Cassava is extensively cultivated as an annual crop and serves as a major staple food in the developing world, providing a basic diet for over half a billion people. Despite being one of the most drought-tolerant crops capable of growing on marginal soils, it is highly susceptible to distinct species of circular single-stranded DNA viruses that are whitefly-transmitted and primarily infect cassava plants.
Prof. Elijah Ateka, Associate Professor of Plant Virology at Jomo Kenyatta University of Science and Technology (JKUAT) and Dr. Laura Boykin from the University of Western Australia collaborate on a research project to diagnose viruses that infect cassava. This data-intensive research, however makes data sharing between Prof.

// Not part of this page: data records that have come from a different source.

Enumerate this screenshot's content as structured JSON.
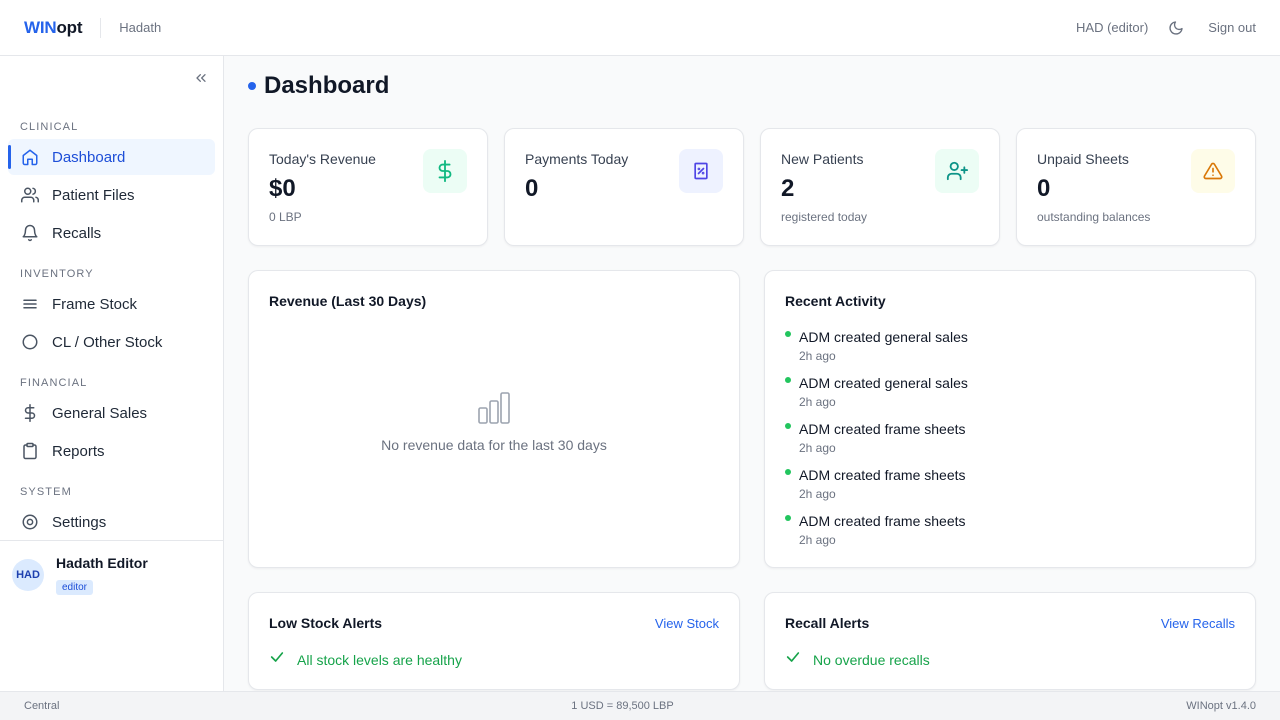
{
  "header": {
    "brand_part1": "WIN",
    "brand_part2": "opt",
    "org": "Hadath",
    "user_role": "HAD (editor)",
    "sign_out": "Sign out",
    "theme_icon": "moon-icon"
  },
  "sidebar": {
    "sections": {
      "clinical": "CLINICAL",
      "inventory": "INVENTORY",
      "financial": "FINANCIAL",
      "system": "SYSTEM"
    },
    "items": [
      {
        "label": "Dashboard",
        "icon": "home-icon",
        "active": true
      },
      {
        "label": "Patient Files",
        "icon": "users-icon"
      },
      {
        "label": "Recalls",
        "icon": "bell-icon"
      },
      {
        "label": "Frame Stock",
        "icon": "list-icon"
      },
      {
        "label": "CL / Other Stock",
        "icon": "circle-icon"
      },
      {
        "label": "General Sales",
        "icon": "dollar-icon"
      },
      {
        "label": "Reports",
        "icon": "clipboard-icon"
      },
      {
        "label": "Settings",
        "icon": "settings-icon"
      }
    ],
    "user": {
      "initials": "HAD",
      "name": "Hadath Editor",
      "role": "editor"
    }
  },
  "main": {
    "title": "Dashboard",
    "stats": [
      {
        "label": "Today's Revenue",
        "value": "$0",
        "sub": "0 LBP",
        "icon": "dollar-icon",
        "icon_bg": "#ecfdf5",
        "icon_color": "#10b981"
      },
      {
        "label": "Payments Today",
        "value": "0",
        "sub": "",
        "icon": "receipt-icon",
        "icon_bg": "#eef2ff",
        "icon_color": "#4f46e5"
      },
      {
        "label": "New Patients",
        "value": "2",
        "sub": "registered today",
        "icon": "user-plus-icon",
        "icon_bg": "#ecfdf5",
        "icon_color": "#0d9488"
      },
      {
        "label": "Unpaid Sheets",
        "value": "0",
        "sub": "outstanding balances",
        "icon": "alert-triangle-icon",
        "icon_bg": "#fefce8",
        "icon_color": "#d97706"
      }
    ],
    "revenue": {
      "title": "Revenue (Last 30 Days)",
      "empty_text": "No revenue data for the last 30 days"
    },
    "activity": {
      "title": "Recent Activity",
      "items": [
        {
          "text": "ADM created general sales",
          "time": "2h ago"
        },
        {
          "text": "ADM created general sales",
          "time": "2h ago"
        },
        {
          "text": "ADM created frame sheets",
          "time": "2h ago"
        },
        {
          "text": "ADM created frame sheets",
          "time": "2h ago"
        },
        {
          "text": "ADM created frame sheets",
          "time": "2h ago"
        }
      ]
    },
    "low_stock": {
      "title": "Low Stock Alerts",
      "link": "View Stock",
      "status": "All stock levels are healthy"
    },
    "recall": {
      "title": "Recall Alerts",
      "link": "View Recalls",
      "status": "No overdue recalls"
    }
  },
  "footer": {
    "location": "Central",
    "rate": "1 USD = 89,500 LBP",
    "version": "WINopt v1.4.0"
  },
  "colors": {
    "accent": "#2563eb",
    "success": "#16a34a"
  }
}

Ateka and his Australian counterpart very tedious and unsuccessful in most cases. The main data generated was sequence data and fell in the range of 1-5 GB. In some instances, Dr. Boykin had to journey from Australia to Kenya to physically transfer and access data.
Enter: KENET’s Virtual Lab (KENET VLab). The platform enabled a high-speed data transfer between researchers across two continents, nearly 10,000 kilometres apart. KENET provisioned a free virtual server with a 5TB storage on the KENET research cloud to facilitate data sharing between a researcher based in Kenya and the other in Australia. Once they were provisioned with the KENET VLab, which can capacitate disk space of 100TB, they were able to virtually collaborate and exchange data at a high speed and in real-time.